Voici, maintenant, le point où nous en sommes. Depuis qu’il a recouvré ses esprits à la mi-décembre, le gouvernement applique la stratégie du pourrissement. D’abord, des annonces en pagaille, afin que le peuple écoute, afin qu’il demeure dans l’expectative. Ensuite, le grand débat : deux mois entiers de catharsis populaire et de tournée présidentielle aux quatre coins de la République, étrange réconciliation d’un roi élu et de son peuple, digne d’une enluminure du Moyen Âge. Enfin, peut-être, un référendum.
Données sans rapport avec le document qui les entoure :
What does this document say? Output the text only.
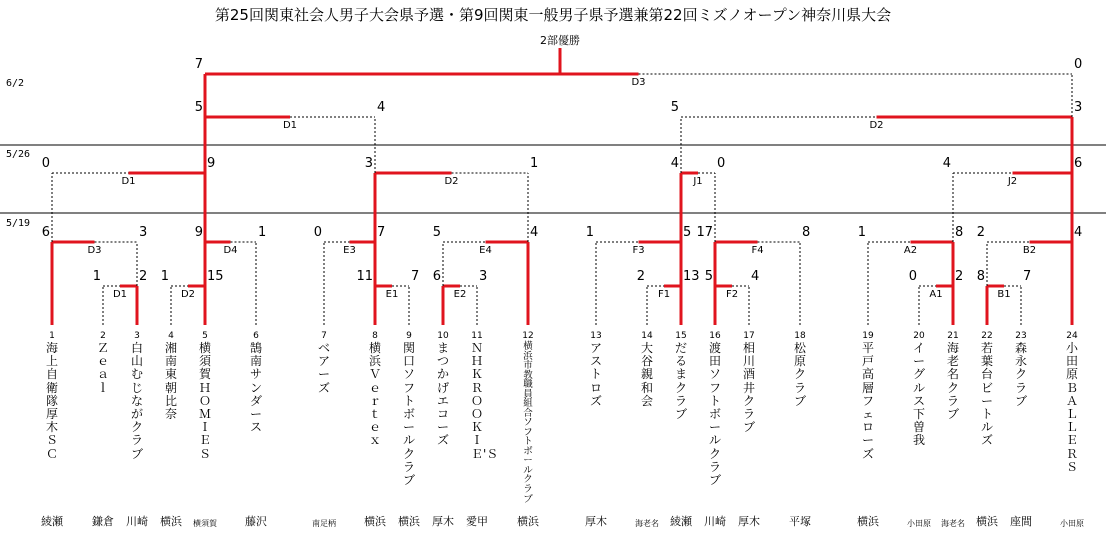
第25回関東社会人男子大会県予選・第9回関東一般男子県予選兼第22回ミズノオープン神奈川県大会
2部優勝
6/2
5/26
5/19
1
海上自衛隊厚木ＳＣ
2
Ｚｅａｌ
3
白山むじながクラブ
4
湘南東朝比奈
5
横須賀ＨＯＭＩＥＳ
6
鵠南サンダース
7
ベアーズ
8
横浜Ｖｅｒｔｅｘ
9
関口ソフトボールクラブ
10
まつかげエコーズ
11
ＮＨＫＲＯＯＫＩＥ'Ｓ
12
横浜市教職員組合ソフトボールクラブ
13
アストロズ
14
大谷親和会
15
だるまクラブ
16
渡田ソフトボールクラブ
17
相川酒井クラブ
18
松原クラブ
19
平戸高層フェローズ
20
イーグルス下曽我
21
海老名クラブ
22
若葉台ビートルズ
23
森永クラブ
24
小田原ＢＡＬＬＥＲＳ
綾瀬	鎌倉 川崎 横浜 横須賀	藤沢	南足柄	横浜 横浜 厚木 愛甲	横浜	厚木	海老名 綾瀬 川崎 厚木	平塚	横浜	小田原 海老名 横浜 座間	小田原
1	2
D1
1	15
D2
11	7
E1
6	3
E2
2	13
F1
5	4
F2
0	2
A1
8	7
B1
6	3
D3
9	1
D4
0	7
E3
5	4
E4
1	5
F3
17	8
F4
1	8
A2
2	4
B2
0	9
D1
3	1
D2
4	0
J1
4	6
J2
5	4
D1
5	3
D2
7	0
D3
L’interrogé devient l’interrogeant, l’élève redevient le maître, et la ploutocratie triomphante pourra bientôt se congratuler d’avoir terminé la fête des fous, remis en place l’ordre des choses, et empêché, entre autres, le rétablissement de l’impôt sur la fortune et le référendum d’initiative citoyenne. Il est vraisemblable que les questions posées, que les mesures adoptées par le gouvernement ne tiendront alors nullement compte des demandes de démocratie et d’égalité exprimées dans le peuple bien avant qu’on ne lui cédât la parole. Dans l’intervalle, la violence, savamment entretenue, aura nourri la peur, et la peur aura gagné la majorité de l’électorat actif. Les reliquats de protestation sont réprimés à coups de LBD et une proposition de loi rédigée par la droite, adoptée par la majorité avec les voix de l’extrême droite, vise à restreindre le droit de manifester. Un instant croyant, un moment incrédule, le peuple voit d’un seul coup ses espérances abolies.

Qu’advient-il ensuite ? Risquons-nous aux conjectures. Après 1848, il y eut le 18 Brumaire de Louis Bonaparte. Le pouvoir libéral-autoritaire mourut de ses propres contradictions, après avoir pavé la voie au despotisme. La comparaison s’arrête là ; l’histoire ne recommence jamais exactement. Nul doute cependant que le peuple, battu froid en 2019, se rappellera, en 2022, qu’on a ridiculisé ses espérances.